A Nanda, como é conhecida por aqui, foi há uns anos para o berçário e nunca mais de lá saiu, por isso podemos dizer que ela gosta a sério dos bebés! Está sempre calma e bem-disposta e todos os pretextos servem para uma boa piada para alegrar a malta. No entanto, nem pensem em fazer as coisas às "três pancadas" ou de forma injusta senão terão a Nanda à perna.
A Mónica é uma das pessoas mais calmas e silenciosas da TorreGuia e, por ela, está sempre tudo bem! Só se zanga um bocadinho quando o seu filho mais velho faz alguma das suas tropelias mas, nem assim, deixa de dar miminhos a todas as crianças.
A Rosário adora dançar com os meninos. Gosta de dar miminhos, mas também sabe dizer “não!”. É amiga e carinhosa e a nossa “mãe galinha” tão atenta que está sempre a todos.
A Sara nasceu para estar perto de crianças e, apesar de ter entrado recentemente na equipa, já todas a adotaram! É, talvez, a pessoa mais doce que conhecemos e os seus olhos dizem tudo quando dá mimos aos meninos.
Com os meninos a Soraia é super organizada a anda sempre à procura de informações e novas ideias que lhe permitam fazer mais e melhor.
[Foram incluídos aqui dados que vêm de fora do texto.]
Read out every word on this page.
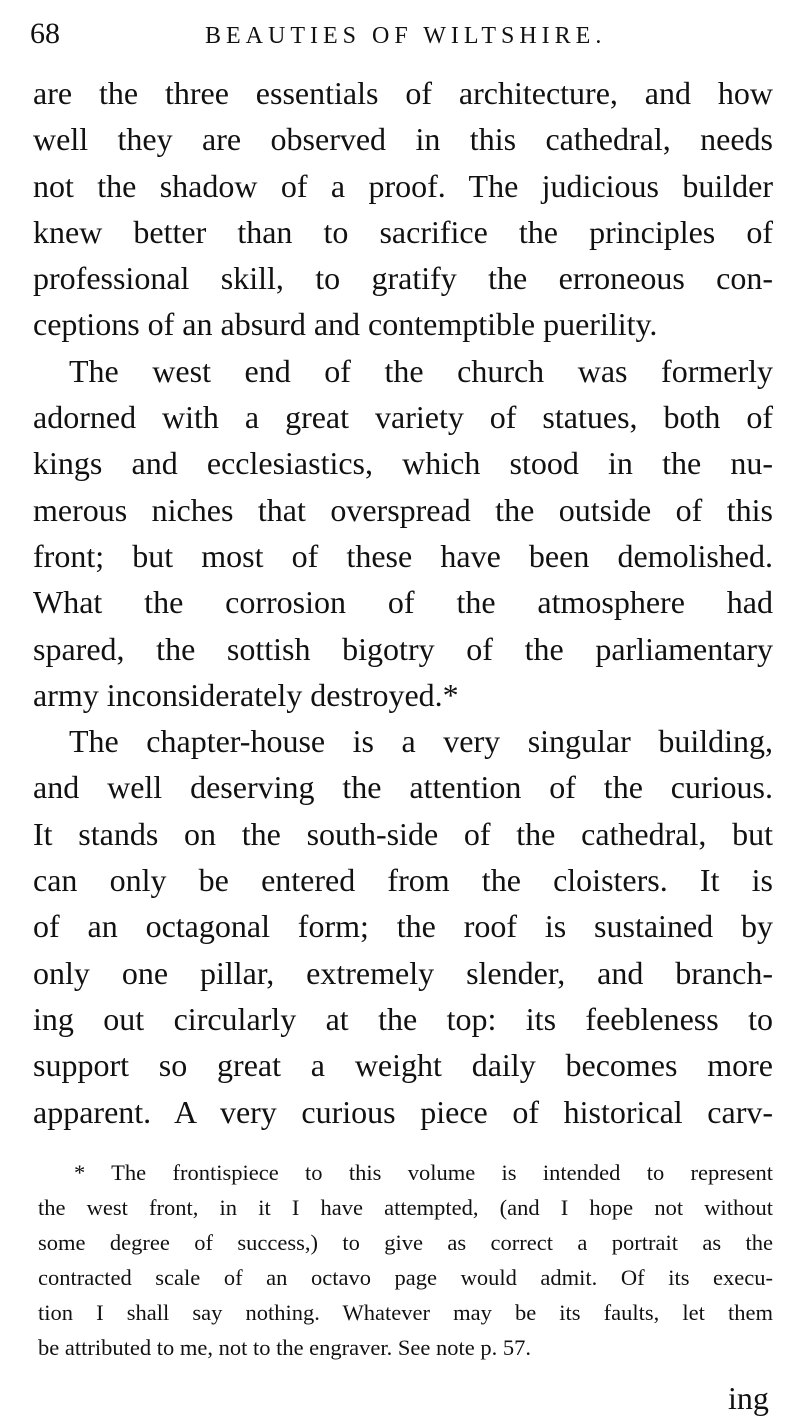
68	BEAUTIES OF WILTSHIRE.
are the three essentials of architecture, and how
well they are observed in this cathedral, needs
not the shadow of a proof. The judicious builder
knew better than to sacrifice the principles of
professional skill, to gratify the erroneous con-
ceptions of an absurd and contemptible puerility.
The west end of the church was formerly
adorned with a great variety of statues, both of
kings and ecclesiastics, which stood in the nu-
merous niches that overspread the outside of this
front; but most of these have been demolished.
What the corrosion of the atmosphere had
spared, the sottish bigotry of the parliamentary
army inconsiderately destroyed.*
The chapter-house is a very singular building,
and well deserving the attention of the curious.
It stands on the south-side of the cathedral, but
can only be entered from the cloisters. It is
of an octagonal form; the roof is sustained by
only one pillar, extremely slender, and branch-
ing out circularly at the top: its feebleness to
support so great a weight daily becomes more
apparent. A very curious piece of historical carv-
* The frontispiece to this volume is intended to represent
the west front, in it I have attempted, (and I hope not without
some degree of success,) to give as correct a portrait as the
contracted scale of an octavo page would admit. Of its execu-
tion I shall say nothing. Whatever may be its faults, let them
be attributed to me, not to the engraver. See note p. 57.
ing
À Teresa atribuímos o papel de "nossa" mãe! Preocupa-se com todos como se fossem seus filhos e nunca deixa de dar mimos aos bebés. É um poço de calma e serenidade, mas quando algo não está bem a Teresa esforça-se ao máximo para resolver o assunto.
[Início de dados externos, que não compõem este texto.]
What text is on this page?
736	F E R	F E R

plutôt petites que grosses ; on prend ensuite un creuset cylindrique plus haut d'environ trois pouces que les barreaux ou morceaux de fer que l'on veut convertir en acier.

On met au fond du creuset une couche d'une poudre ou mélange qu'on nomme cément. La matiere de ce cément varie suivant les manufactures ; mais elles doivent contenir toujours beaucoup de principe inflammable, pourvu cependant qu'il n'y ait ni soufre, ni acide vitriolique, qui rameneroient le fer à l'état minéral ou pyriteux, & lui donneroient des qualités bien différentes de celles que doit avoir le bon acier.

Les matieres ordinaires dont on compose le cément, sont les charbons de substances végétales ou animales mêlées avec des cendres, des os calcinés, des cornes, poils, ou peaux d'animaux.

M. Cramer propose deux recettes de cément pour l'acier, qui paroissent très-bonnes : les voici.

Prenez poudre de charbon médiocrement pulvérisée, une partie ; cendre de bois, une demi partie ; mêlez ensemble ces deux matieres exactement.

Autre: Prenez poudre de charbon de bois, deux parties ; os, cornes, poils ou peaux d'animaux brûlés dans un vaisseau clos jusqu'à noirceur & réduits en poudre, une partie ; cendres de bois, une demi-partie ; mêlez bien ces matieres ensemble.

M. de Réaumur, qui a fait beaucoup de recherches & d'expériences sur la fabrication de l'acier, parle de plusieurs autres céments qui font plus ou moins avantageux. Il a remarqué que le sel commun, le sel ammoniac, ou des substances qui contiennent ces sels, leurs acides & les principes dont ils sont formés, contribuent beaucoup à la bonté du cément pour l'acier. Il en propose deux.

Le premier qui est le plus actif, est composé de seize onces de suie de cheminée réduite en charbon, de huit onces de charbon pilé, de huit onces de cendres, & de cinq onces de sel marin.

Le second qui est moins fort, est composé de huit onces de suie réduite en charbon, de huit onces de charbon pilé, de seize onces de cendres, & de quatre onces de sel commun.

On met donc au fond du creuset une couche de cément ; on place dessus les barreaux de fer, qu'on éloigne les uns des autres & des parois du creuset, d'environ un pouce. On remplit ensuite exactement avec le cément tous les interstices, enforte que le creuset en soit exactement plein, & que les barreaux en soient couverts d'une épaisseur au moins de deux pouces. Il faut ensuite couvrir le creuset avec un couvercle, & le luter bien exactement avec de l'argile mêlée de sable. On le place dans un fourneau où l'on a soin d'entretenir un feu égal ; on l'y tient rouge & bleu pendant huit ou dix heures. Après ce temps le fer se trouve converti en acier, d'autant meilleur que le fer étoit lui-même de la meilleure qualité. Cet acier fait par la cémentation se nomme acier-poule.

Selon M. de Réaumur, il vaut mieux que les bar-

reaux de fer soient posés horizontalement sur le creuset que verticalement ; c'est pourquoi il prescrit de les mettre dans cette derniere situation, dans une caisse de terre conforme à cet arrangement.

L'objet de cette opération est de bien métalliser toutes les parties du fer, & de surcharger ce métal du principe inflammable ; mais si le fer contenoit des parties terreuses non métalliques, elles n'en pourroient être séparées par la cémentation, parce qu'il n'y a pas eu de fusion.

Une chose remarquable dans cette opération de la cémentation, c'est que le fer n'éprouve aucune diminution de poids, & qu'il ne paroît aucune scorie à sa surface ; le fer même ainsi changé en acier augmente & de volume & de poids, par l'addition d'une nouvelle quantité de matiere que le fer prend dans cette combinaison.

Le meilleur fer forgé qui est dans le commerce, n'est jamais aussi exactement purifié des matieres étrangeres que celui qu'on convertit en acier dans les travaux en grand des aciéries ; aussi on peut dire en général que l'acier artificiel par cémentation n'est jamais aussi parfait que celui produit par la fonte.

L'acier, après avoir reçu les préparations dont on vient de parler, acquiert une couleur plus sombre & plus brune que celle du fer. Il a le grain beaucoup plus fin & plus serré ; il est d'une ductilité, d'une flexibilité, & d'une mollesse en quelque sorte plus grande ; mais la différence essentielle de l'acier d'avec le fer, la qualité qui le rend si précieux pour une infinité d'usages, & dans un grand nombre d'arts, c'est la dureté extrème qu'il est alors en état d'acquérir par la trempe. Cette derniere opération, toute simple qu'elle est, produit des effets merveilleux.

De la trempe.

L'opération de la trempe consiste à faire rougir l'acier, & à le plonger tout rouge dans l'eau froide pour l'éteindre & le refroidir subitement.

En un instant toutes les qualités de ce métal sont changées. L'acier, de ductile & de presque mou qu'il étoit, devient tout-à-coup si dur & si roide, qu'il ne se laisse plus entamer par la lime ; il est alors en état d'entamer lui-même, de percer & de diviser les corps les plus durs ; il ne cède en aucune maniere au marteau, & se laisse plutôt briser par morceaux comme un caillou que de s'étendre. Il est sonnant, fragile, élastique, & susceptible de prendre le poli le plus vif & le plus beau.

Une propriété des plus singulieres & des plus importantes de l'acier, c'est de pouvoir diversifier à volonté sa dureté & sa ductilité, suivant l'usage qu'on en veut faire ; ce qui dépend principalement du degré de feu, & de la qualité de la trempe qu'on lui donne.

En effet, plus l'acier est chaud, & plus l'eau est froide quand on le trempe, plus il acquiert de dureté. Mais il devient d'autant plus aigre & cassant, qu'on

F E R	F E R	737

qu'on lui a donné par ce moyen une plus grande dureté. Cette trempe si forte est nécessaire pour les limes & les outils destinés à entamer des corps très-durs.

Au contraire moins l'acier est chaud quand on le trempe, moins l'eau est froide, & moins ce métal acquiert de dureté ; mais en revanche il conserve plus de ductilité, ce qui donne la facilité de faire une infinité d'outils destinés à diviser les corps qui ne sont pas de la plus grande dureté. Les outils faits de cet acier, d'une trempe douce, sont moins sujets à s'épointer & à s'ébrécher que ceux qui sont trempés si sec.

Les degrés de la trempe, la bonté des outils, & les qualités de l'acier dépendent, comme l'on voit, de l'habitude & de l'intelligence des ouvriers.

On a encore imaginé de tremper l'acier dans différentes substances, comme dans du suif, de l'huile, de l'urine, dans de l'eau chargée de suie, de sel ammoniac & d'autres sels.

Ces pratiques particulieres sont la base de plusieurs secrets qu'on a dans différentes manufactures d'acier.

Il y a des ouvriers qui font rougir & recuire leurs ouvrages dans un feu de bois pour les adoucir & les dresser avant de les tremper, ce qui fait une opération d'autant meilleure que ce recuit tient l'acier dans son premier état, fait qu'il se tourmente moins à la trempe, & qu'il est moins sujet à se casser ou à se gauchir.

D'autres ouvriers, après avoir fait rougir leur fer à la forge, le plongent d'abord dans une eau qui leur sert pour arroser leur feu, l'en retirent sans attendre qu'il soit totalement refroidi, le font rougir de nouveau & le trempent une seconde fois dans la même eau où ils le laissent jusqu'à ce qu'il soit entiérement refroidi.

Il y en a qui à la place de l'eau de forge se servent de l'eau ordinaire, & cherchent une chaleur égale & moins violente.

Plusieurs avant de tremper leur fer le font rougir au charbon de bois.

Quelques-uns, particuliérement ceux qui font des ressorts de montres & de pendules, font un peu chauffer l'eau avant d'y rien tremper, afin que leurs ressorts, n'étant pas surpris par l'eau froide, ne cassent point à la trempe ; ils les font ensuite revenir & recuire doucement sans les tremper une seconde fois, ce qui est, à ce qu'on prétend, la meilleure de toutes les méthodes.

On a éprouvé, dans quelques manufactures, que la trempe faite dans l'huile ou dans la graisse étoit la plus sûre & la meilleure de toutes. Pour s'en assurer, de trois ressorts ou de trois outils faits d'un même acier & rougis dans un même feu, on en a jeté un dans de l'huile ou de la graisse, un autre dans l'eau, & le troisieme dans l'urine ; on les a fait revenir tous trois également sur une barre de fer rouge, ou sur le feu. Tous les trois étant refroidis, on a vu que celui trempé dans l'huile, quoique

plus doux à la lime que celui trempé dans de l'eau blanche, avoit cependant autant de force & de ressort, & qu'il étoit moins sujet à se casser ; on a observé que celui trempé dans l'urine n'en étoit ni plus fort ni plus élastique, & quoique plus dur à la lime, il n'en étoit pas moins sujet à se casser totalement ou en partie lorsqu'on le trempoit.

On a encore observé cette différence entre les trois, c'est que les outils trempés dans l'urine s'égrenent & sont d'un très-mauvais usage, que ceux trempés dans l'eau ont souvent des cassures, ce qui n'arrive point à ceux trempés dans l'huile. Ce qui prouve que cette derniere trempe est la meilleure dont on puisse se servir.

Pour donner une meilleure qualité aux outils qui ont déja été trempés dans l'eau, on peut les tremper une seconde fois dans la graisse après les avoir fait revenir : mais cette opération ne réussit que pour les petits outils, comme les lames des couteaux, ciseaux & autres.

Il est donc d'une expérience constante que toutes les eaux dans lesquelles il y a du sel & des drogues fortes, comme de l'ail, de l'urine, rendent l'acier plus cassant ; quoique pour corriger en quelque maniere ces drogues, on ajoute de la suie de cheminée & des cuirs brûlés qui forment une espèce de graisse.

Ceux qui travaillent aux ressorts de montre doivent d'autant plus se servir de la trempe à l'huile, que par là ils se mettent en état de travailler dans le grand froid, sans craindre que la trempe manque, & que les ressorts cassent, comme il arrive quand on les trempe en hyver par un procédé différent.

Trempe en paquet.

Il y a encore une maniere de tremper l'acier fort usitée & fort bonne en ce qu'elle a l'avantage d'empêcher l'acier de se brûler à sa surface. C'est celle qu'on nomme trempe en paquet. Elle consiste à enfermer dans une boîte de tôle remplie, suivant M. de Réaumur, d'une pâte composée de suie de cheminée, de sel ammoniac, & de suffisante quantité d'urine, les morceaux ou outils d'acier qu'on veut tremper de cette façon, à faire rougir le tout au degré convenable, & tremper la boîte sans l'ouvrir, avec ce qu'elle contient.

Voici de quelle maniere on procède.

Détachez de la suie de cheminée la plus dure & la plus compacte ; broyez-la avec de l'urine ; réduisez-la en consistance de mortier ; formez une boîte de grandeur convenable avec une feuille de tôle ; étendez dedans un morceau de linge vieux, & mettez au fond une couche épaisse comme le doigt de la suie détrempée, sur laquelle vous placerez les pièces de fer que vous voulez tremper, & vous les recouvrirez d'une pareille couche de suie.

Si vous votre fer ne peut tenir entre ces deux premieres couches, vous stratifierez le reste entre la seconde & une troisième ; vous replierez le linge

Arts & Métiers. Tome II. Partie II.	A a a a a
Ser ama é já hoje oficialmente uma profissão legalmente reconhecida (Decreto-Lei n.º 115/2015, de 22 de junho).
A Creche familiar é um serviço de amas, uma solução com maior cariz familiar, de proximidade, num espaço dimensionado para os mais pequeninos e com o enquadramento técnico da equipa de profissionais da creche da TorreGuia.































A Glória é ama desde há tanto tempo que já nem lembramos. A sua vida é com crianças e gosta mesmo de brincar, cantar e passear com eles até ao jardim ou à ludoteca. Até o seu gato, o Prince já vive para os meninos, sempre sentado no parapeito da janela a olhá-los ternamente.
Ser ama é uma coisa que a Teresa aprendeu com muito gosto. Mudou a sua casa, convenceu toda a sua família e recebe pais e meninos com muito afeto e dedicação. O pior mesmo é quando termina o ano letivo em que as lágrimas aparecem, mas todos a visitam com carinho.